Hi,
We’re running a data center with multiple NVIDIA Quantum QM9790 InfiniBand Switch switches in a fabric, and we’ve encountered some instability with a subset of newly added switches.
Here’s the situation:
-
Some of the newer switches occasionally become unresponsive (appear “hung”).
-
Prior to this, we performed partial GPU server relocations — specifically, some servers were moved and reconnected to different IB switches.
-
The switches that were not involved in these changes remain stable.
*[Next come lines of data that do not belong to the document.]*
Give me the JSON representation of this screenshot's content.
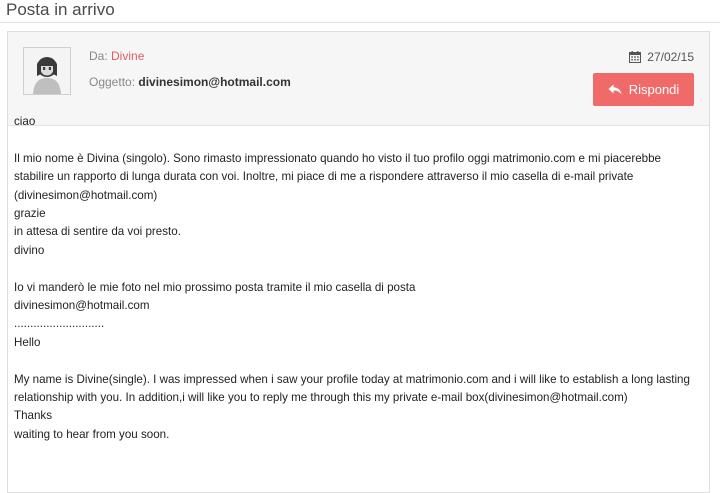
{
  "page": {
    "title": "Posta in arrivo"
  },
  "header": {
    "from_label": "Da: ",
    "from_name": "Divine",
    "subject_label": "Oggetto: ",
    "subject_value": "divinesimon@hotmail.com",
    "date": "27/02/15",
    "reply_label": "Rispondi",
    "icons": {
      "calendar": "calendar-icon",
      "reply": "reply-arrow-icon",
      "avatar": "default-avatar-icon"
    },
    "colors": {
      "accent": "#f06a6a",
      "from_name": "#e05d5d"
    }
  },
  "message": {
    "lines": [
      "ciao",
      "",
      "Il mio nome è Divina (singolo). Sono rimasto impressionato quando ho visto il tuo profilo oggi matrimonio.com e mi piacerebbe",
      "stabilire un rapporto di lunga durata con voi. Inoltre, mi piace di me a rispondere attraverso il mio casella di e-mail private",
      "(divinesimon@hotmail.com)",
      "grazie",
      "in attesa di sentire da voi presto.",
      "divino",
      "",
      "Io vi manderò le mie foto nel mio prossimo posta tramite il mio casella di posta",
      "divinesimon@hotmail.com",
      "............................",
      "Hello",
      "",
      "My name is Divine(single). I was impressed when i saw your profile today at matrimonio.com and i will like to establish a long lasting",
      "relationship with you. In addition,i will like you to reply me through this my private e-mail box(divinesimon@hotmail.com)",
      "Thanks",
      "waiting to hear from you soon."
    ]
  }
}
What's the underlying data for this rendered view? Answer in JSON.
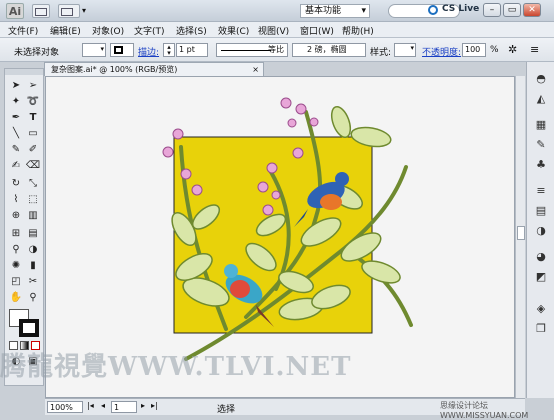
{
  "app": {
    "logo": "Ai"
  },
  "titlebar": {
    "workspace": "基本功能",
    "cs_live": "CS Live",
    "win_buttons": [
      "–",
      "▭",
      "✕"
    ]
  },
  "menubar": {
    "items": [
      "文件(F)",
      "编辑(E)",
      "对象(O)",
      "文字(T)",
      "选择(S)",
      "效果(C)",
      "视图(V)",
      "窗口(W)",
      "帮助(H)"
    ]
  },
  "controlbar": {
    "selection_label": "未选择对象",
    "stroke_label": "描边:",
    "stroke_value": "1 pt",
    "profile_value": "等比",
    "brush_value": "2 磅，椭圆",
    "style_label": "样式:",
    "opacity_label": "不透明度:",
    "opacity_value": "100",
    "percent": "%"
  },
  "document": {
    "tab_title": "复杂图案.ai* @ 100% (RGB/预览)",
    "close": "×"
  },
  "statusbar": {
    "zoom": "100%",
    "page": "1",
    "status": "选择"
  },
  "watermark": {
    "text": "腾龍視覺WWW.TLVI.NET",
    "site": "思缘设计论坛 WWW.MISSYUAN.COM"
  },
  "colors": {
    "background_square": "#e8d20a",
    "leaf": "#d9e6a8",
    "stem": "#6f8a2f",
    "flower": "#e8a6d8",
    "bird_blue": "#2f63b5",
    "bird_orange": "#e8762a"
  }
}
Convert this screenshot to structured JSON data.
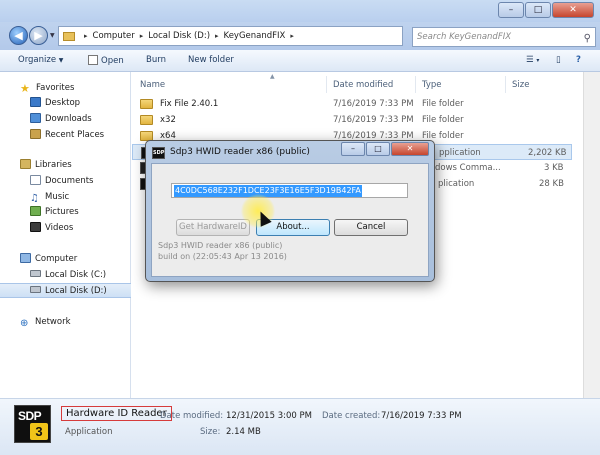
{
  "window": {
    "minimize_glyph": "–",
    "maximize_glyph": "□",
    "close_glyph": "✕",
    "back_glyph": "◀",
    "forward_glyph": "▶",
    "dropdown_glyph": "▼",
    "refresh_glyph": "⟳"
  },
  "address": {
    "segments": [
      "Computer",
      "Local Disk (D:)",
      "KeyGenandFIX"
    ],
    "separator": "▸",
    "dropdown_glyph": "▾"
  },
  "search": {
    "placeholder": "Search KeyGenandFIX",
    "icon": "⚲"
  },
  "toolbar": {
    "organize": "Organize",
    "organize_caret": "▼",
    "open": "Open",
    "burn": "Burn",
    "new_folder": "New folder",
    "view_glyph": "☰",
    "view_caret": "▾",
    "pane_glyph": "▯",
    "help_glyph": "?"
  },
  "sidebar": {
    "favorites": "Favorites",
    "favorites_items": [
      "Desktop",
      "Downloads",
      "Recent Places"
    ],
    "libraries": "Libraries",
    "libraries_items": [
      "Documents",
      "Music",
      "Pictures",
      "Videos"
    ],
    "computer": "Computer",
    "computer_items": [
      "Local Disk (C:)",
      "Local Disk (D:)"
    ],
    "network": "Network",
    "star_glyph": "★",
    "music_glyph": "♫",
    "network_glyph": "⊕"
  },
  "columns": {
    "name": "Name",
    "date": "Date modified",
    "type": "Type",
    "size": "Size",
    "sort_caret": "▲"
  },
  "files": [
    {
      "name": "Fix File 2.40.1",
      "date": "7/16/2019 7:33 PM",
      "type": "File folder",
      "size": ""
    },
    {
      "name": "x32",
      "date": "7/16/2019 7:33 PM",
      "type": "File folder",
      "size": ""
    },
    {
      "name": "x64",
      "date": "7/16/2019 7:33 PM",
      "type": "File folder",
      "size": ""
    },
    {
      "name": "",
      "date": "",
      "type": "pplication",
      "size": "2,202 KB"
    },
    {
      "name": "",
      "date": "",
      "type": "dows Comma...",
      "size": "3 KB"
    },
    {
      "name": "",
      "date": "",
      "type": "plication",
      "size": "28 KB"
    }
  ],
  "dialog": {
    "title": "Sdp3 HWID reader x86 (public)",
    "icon_text": "SDP",
    "hwid": "4C0DC568E232F1DCE23F3E16E5F3D19B42FA",
    "get_hwid": "Get HardwareID",
    "about": "About...",
    "cancel": "Cancel",
    "info_line1": "Sdp3 HWID reader x86 (public)",
    "info_line2": "build on (22:05:43 Apr 13 2016)",
    "minimize_glyph": "–",
    "maximize_glyph": "□",
    "close_glyph": "✕"
  },
  "details": {
    "logo_text": "SDP",
    "logo_num": "3",
    "name": "Hardware ID Reader",
    "type": "Application",
    "date_modified_label": "Date modified:",
    "date_modified": "12/31/2015 3:00 PM",
    "date_created_label": "Date created:",
    "date_created": "7/16/2019 7:33 PM",
    "size_label": "Size:",
    "size": "2.14 MB"
  },
  "colors": {
    "highlight": "#3399ff",
    "annotation": "#d63b3b",
    "glow": "#ffec50"
  }
}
From the logs and observations:
-
We’re seeing repeated errors indicating that the same LID is being learned from multiple ports.
-
When running
iblinkinfo, the command hangs or times out when it tries to query the problematic switches, and only proceeds after skipping them. -
This behavior seems isolated to the switches connected to the relocated GPU nodes.
Our current suspicion is:
-
The IB HCAs on the GPU servers may still be using stale LIDs after the relocation.
-
This could be causing LID conflicts or inconsistent forwarding behavior in the fabric.
Questions:
-
Have you seen similar issues where LID conflicts occur after moving nodes within the fabric?
-
What is the recommended way to ensure LIDs are properly re-assigned after topology changes? (e.g., SM restart, node reboot, or manual cleanup)
-
Could this lead to switches becoming unresponsive, or is there likely another root cause we should investigate?
-
Are there specific tools or commands you recommend to validate LID consistency across the fabric?
Any insights would be greatly appreciated.